Sempre in questa prima sezione sono stati esposti i risultati delle ricerche del prof.Azkarate, il quale ha scoperto a sud dei Pirenei, vicino a Victoria nei Paesi Baschi, una necropoli di figliazione franco-merovingia di VI secolo ricca di materiale archeologico veramente sorprendente. Non si tratta comunque di una scoperta isolata, anzi si sono trovate altre 10-12 necropoli in quest’area dei Paesi Baschi, grazie alle quali si aprono oggi nuove prospettive sui rapporti intercorsi fra Gallia e Spagna. E’ seguita poi la relazione della prof.sa E.Migliario incentrata sul Ducato di Spoleto, su cui però non ci soffermeremo in quanto condotta non tanto su basi archeologiche, quanto storico-epigrafiche.

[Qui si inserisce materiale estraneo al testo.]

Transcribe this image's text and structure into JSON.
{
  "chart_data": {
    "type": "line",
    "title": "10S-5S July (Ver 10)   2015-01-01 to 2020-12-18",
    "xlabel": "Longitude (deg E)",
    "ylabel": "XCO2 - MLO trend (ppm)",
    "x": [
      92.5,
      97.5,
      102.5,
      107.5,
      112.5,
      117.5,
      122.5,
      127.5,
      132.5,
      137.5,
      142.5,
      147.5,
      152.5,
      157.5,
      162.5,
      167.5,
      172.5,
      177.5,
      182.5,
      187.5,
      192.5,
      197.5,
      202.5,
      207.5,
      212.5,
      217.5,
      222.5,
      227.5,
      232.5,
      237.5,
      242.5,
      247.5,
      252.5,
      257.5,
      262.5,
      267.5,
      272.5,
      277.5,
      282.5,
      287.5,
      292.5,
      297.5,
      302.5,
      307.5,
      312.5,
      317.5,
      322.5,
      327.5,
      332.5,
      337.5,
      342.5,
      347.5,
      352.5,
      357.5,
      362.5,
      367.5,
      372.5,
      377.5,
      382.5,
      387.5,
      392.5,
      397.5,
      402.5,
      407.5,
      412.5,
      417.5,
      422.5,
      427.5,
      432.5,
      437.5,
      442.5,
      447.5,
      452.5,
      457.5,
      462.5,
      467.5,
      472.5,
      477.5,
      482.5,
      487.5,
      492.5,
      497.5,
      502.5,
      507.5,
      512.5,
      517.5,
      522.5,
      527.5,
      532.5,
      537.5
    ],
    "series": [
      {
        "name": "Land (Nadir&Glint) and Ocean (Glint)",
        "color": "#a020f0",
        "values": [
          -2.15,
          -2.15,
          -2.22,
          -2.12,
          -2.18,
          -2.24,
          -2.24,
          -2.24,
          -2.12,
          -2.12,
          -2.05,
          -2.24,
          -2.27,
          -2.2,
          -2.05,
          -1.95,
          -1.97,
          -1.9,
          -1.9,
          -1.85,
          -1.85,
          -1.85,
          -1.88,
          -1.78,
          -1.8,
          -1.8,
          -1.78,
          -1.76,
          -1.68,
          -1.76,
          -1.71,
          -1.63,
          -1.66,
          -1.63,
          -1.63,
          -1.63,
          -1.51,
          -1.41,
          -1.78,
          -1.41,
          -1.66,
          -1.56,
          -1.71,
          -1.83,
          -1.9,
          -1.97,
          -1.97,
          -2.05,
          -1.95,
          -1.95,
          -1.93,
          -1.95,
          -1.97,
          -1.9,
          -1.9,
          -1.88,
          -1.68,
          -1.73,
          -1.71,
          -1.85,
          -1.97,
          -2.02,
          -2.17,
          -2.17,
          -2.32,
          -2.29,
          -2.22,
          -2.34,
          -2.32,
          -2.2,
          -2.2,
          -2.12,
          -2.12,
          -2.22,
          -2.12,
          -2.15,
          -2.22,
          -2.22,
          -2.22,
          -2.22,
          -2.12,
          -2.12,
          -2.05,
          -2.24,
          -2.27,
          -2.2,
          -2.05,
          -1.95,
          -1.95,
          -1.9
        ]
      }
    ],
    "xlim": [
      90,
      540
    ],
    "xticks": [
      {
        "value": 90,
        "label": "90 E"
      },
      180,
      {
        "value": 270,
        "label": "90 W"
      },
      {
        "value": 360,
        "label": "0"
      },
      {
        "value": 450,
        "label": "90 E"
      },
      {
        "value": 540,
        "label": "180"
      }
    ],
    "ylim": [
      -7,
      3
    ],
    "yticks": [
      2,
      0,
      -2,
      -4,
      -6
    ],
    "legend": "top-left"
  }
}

La prima sezione si è conclusa con il prof.Gurt, il quale ha sviluppato il suo intervento intorno a questi tre punti: trasformazione dell’habitat a partire dal V secolo, cambiamento della morfologia storica del territorio, cambiamento del paesaggio derivante in particolar modo dall’ingente deforestazione a partire dal VII secolo.

Ricordiamo infine, per chi fosse interessato, che verranno quanto prima pubblicati gli Atti del convegno.